International Symposium at M HKA, Museum of Contemporary Art of Antwerp

In 1977, the International Cultural Centre (ICC) invited Gordon Matta-Clark (1943–1978) to realize a project in an empty office building opposite the Steen in Antwerp. The work Office Baroque, made by the artist for this occasion, is intended as ‘a walkthrough a panoramic arabesque’ marked by performance art’s engagement with urban space and social dissent. Taking Matta-Clark’s structural cut as a conceptual and methodological starting point and promoted by the FNRS Contact Group ‘Museums and Contemporary Art’, the conference will bring together scholars in visual arts, as well as museum directors, archivists and curators to discuss from comparative and multidisciplinary perspectives the manifold relationships between public and performative practices with regard to the process of musealization by contemporary art institutions. How can a live and ephemeral action, originally conceived for the public space, become the object of a cultural institutionalization? Once included in the collection of an art museum, in what form is the performance preserved, exhibited and perceived? Is it a matter of ‘replaying’ it occasionally in the public space from the documentation associated with it (photographs, films, protocols, notes, etc.), which the museum itself has sought to perpetuate? Do the documents carry an aesthetic value? Is the musealization of performative and public art always governed by an intent of materialization? What status should we give to objects that are sometimes assimilated to ‘relics’, sometimes to genuine art creations? 

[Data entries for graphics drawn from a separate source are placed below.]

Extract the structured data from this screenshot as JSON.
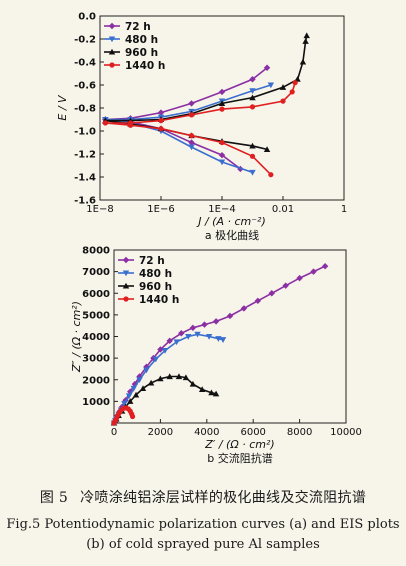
{
  "figure": {
    "label_cn": "图 5",
    "caption_cn": "冷喷涂纯铝涂层试样的极化曲线及交流阻抗谱",
    "caption_en_line1": "Fig.5 Potentiodynamic polarization curves (a) and EIS plots",
    "caption_en_line2": "(b) of cold sprayed pure Al samples"
  },
  "colors": {
    "72 h": "#8b2fa3",
    "480 h": "#3a6fd0",
    "960 h": "#111111",
    "1440 h": "#e02020"
  },
  "chart_data": [
    {
      "type": "line",
      "subcaption": "a 极化曲线",
      "ylabel": "E / V",
      "xlabel": "J / (A · cm⁻²)",
      "xscale": "log",
      "xlim": [
        1e-08,
        1
      ],
      "ylim": [
        -1.6,
        0
      ],
      "xticks": [
        1e-08,
        1e-06,
        0.0001,
        0.01,
        1
      ],
      "xtick_labels": [
        "1E−8",
        "1E−6",
        "1E−4",
        "0.01",
        "1"
      ],
      "yticks": [
        -1.6,
        -1.4,
        -1.2,
        -1.0,
        -0.8,
        -0.6,
        -0.4,
        -0.2,
        0.0
      ],
      "ytick_labels": [
        "-1.6",
        "-1.4",
        "-1.2",
        "-1.0",
        "-0.8",
        "-0.6",
        "-0.4",
        "-0.2",
        "0.0"
      ],
      "legend_position": "top-left",
      "series": [
        {
          "name": "72 h",
          "marker": "diamond",
          "anodic": [
            [
              1.5e-08,
              -0.9
            ],
            [
              1e-07,
              -0.89
            ],
            [
              1e-06,
              -0.84
            ],
            [
              1e-05,
              -0.76
            ],
            [
              0.0001,
              -0.66
            ],
            [
              0.001,
              -0.55
            ],
            [
              0.003,
              -0.45
            ]
          ],
          "cathodic": [
            [
              1.5e-08,
              -0.9
            ],
            [
              1e-07,
              -0.92
            ],
            [
              1e-06,
              -0.98
            ],
            [
              1e-05,
              -1.1
            ],
            [
              0.0001,
              -1.21
            ],
            [
              0.0004,
              -1.33
            ]
          ]
        },
        {
          "name": "480 h",
          "marker": "triangle-down",
          "anodic": [
            [
              1.5e-08,
              -0.9
            ],
            [
              1e-07,
              -0.9
            ],
            [
              1e-06,
              -0.88
            ],
            [
              1e-05,
              -0.83
            ],
            [
              0.0001,
              -0.74
            ],
            [
              0.001,
              -0.65
            ],
            [
              0.004,
              -0.6
            ]
          ],
          "cathodic": [
            [
              1.5e-08,
              -0.9
            ],
            [
              1e-07,
              -0.93
            ],
            [
              1e-06,
              -1.0
            ],
            [
              1e-05,
              -1.14
            ],
            [
              0.0001,
              -1.27
            ],
            [
              0.001,
              -1.36
            ]
          ]
        },
        {
          "name": "960 h",
          "marker": "triangle-up",
          "anodic": [
            [
              1.5e-08,
              -0.91
            ],
            [
              1e-07,
              -0.91
            ],
            [
              1e-06,
              -0.9
            ],
            [
              1e-05,
              -0.85
            ],
            [
              0.0001,
              -0.76
            ],
            [
              0.001,
              -0.71
            ],
            [
              0.01,
              -0.62
            ],
            [
              0.03,
              -0.55
            ],
            [
              0.045,
              -0.4
            ],
            [
              0.055,
              -0.22
            ],
            [
              0.06,
              -0.17
            ]
          ],
          "cathodic": [
            [
              1.5e-08,
              -0.91
            ],
            [
              1e-07,
              -0.94
            ],
            [
              1e-06,
              -0.98
            ],
            [
              1e-05,
              -1.04
            ],
            [
              0.0001,
              -1.09
            ],
            [
              0.001,
              -1.13
            ],
            [
              0.003,
              -1.16
            ]
          ]
        },
        {
          "name": "1440 h",
          "marker": "circle",
          "anodic": [
            [
              1.5e-08,
              -0.93
            ],
            [
              1e-07,
              -0.93
            ],
            [
              1e-06,
              -0.91
            ],
            [
              1e-05,
              -0.86
            ],
            [
              0.0001,
              -0.81
            ],
            [
              0.001,
              -0.79
            ],
            [
              0.01,
              -0.74
            ],
            [
              0.02,
              -0.66
            ],
            [
              0.025,
              -0.58
            ]
          ],
          "cathodic": [
            [
              1.5e-08,
              -0.93
            ],
            [
              1e-07,
              -0.95
            ],
            [
              1e-06,
              -0.98
            ],
            [
              1e-05,
              -1.04
            ],
            [
              0.0001,
              -1.1
            ],
            [
              0.001,
              -1.22
            ],
            [
              0.004,
              -1.38
            ]
          ]
        }
      ]
    },
    {
      "type": "scatter",
      "subcaption": "b 交流阻抗谱",
      "ylabel": "Z″ / (Ω · cm²)",
      "xlabel": "Z′ / (Ω · cm²)",
      "xlim": [
        0,
        10000
      ],
      "ylim": [
        0,
        8000
      ],
      "xticks": [
        0,
        2000,
        4000,
        6000,
        8000,
        10000
      ],
      "xtick_labels": [
        "0",
        "2000",
        "4000",
        "6000",
        "8000",
        "10000"
      ],
      "yticks": [
        1000,
        2000,
        3000,
        4000,
        5000,
        6000,
        7000,
        8000
      ],
      "ytick_labels": [
        "1000",
        "2000",
        "3000",
        "4000",
        "5000",
        "6000",
        "7000",
        "8000"
      ],
      "legend_position": "top-left",
      "series": [
        {
          "name": "72 h",
          "marker": "diamond",
          "points": [
            [
              0,
              0
            ],
            [
              50,
              100
            ],
            [
              100,
              200
            ],
            [
              150,
              350
            ],
            [
              250,
              550
            ],
            [
              350,
              750
            ],
            [
              500,
              1050
            ],
            [
              700,
              1450
            ],
            [
              900,
              1800
            ],
            [
              1100,
              2150
            ],
            [
              1400,
              2600
            ],
            [
              1700,
              3000
            ],
            [
              2000,
              3400
            ],
            [
              2400,
              3800
            ],
            [
              2900,
              4150
            ],
            [
              3400,
              4400
            ],
            [
              3900,
              4550
            ],
            [
              4400,
              4700
            ],
            [
              5000,
              4950
            ],
            [
              5600,
              5300
            ],
            [
              6200,
              5650
            ],
            [
              6800,
              6000
            ],
            [
              7400,
              6350
            ],
            [
              8000,
              6700
            ],
            [
              8600,
              7000
            ],
            [
              9100,
              7250
            ]
          ]
        },
        {
          "name": "480 h",
          "marker": "triangle-down",
          "points": [
            [
              0,
              0
            ],
            [
              50,
              100
            ],
            [
              100,
              200
            ],
            [
              200,
              400
            ],
            [
              300,
              600
            ],
            [
              450,
              900
            ],
            [
              650,
              1250
            ],
            [
              850,
              1600
            ],
            [
              1100,
              2000
            ],
            [
              1400,
              2450
            ],
            [
              1800,
              2950
            ],
            [
              2200,
              3350
            ],
            [
              2700,
              3750
            ],
            [
              3200,
              4000
            ],
            [
              3600,
              4100
            ],
            [
              4100,
              4000
            ],
            [
              4500,
              3900
            ],
            [
              4700,
              3850
            ]
          ]
        },
        {
          "name": "960 h",
          "marker": "triangle-up",
          "points": [
            [
              0,
              0
            ],
            [
              50,
              100
            ],
            [
              100,
              180
            ],
            [
              200,
              350
            ],
            [
              350,
              550
            ],
            [
              500,
              750
            ],
            [
              700,
              1000
            ],
            [
              950,
              1300
            ],
            [
              1250,
              1600
            ],
            [
              1600,
              1850
            ],
            [
              2000,
              2050
            ],
            [
              2400,
              2150
            ],
            [
              2800,
              2150
            ],
            [
              3100,
              2100
            ],
            [
              3400,
              1800
            ],
            [
              3800,
              1550
            ],
            [
              4200,
              1400
            ],
            [
              4400,
              1350
            ]
          ]
        },
        {
          "name": "1440 h",
          "marker": "circle",
          "points": [
            [
              0,
              0
            ],
            [
              50,
              100
            ],
            [
              100,
              200
            ],
            [
              160,
              350
            ],
            [
              230,
              480
            ],
            [
              320,
              600
            ],
            [
              420,
              680
            ],
            [
              520,
              700
            ],
            [
              620,
              650
            ],
            [
              700,
              550
            ],
            [
              760,
              420
            ],
            [
              800,
              300
            ]
          ]
        }
      ]
    }
  ]
}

These questions, which deal with both reenactment practices and the controversial aspect of collecting and archiving live or immaterial forms of art, do not exhaust the critical and the theoretical overview of the subject. The scholarly presentations given by Mélanie Boucher(UQO), Éric Mangion (Villa Arson, Nice), Johan Pas (AP School of Arts, Antwerp), Annalisa Rimmaudo (MNAM – Centre Pompidou) and Pierre-Olivier Rollin (BPS22, Charleroi) will discuss a number of seminal case studies on the issue by underlining that there are as many performative works in the public space as there are ways of exhibiting and perpetuating them in the museum space. 

The conference is conceived and organized by Julie Bawin (ULiège) and Maria Elena Minuto (ULiège; KU Leuven) in collaboration with the The Social Sciences and Humanities Research Council of Canada (SSHRC): « Des nouveau usages des collections dans les musées d’art ».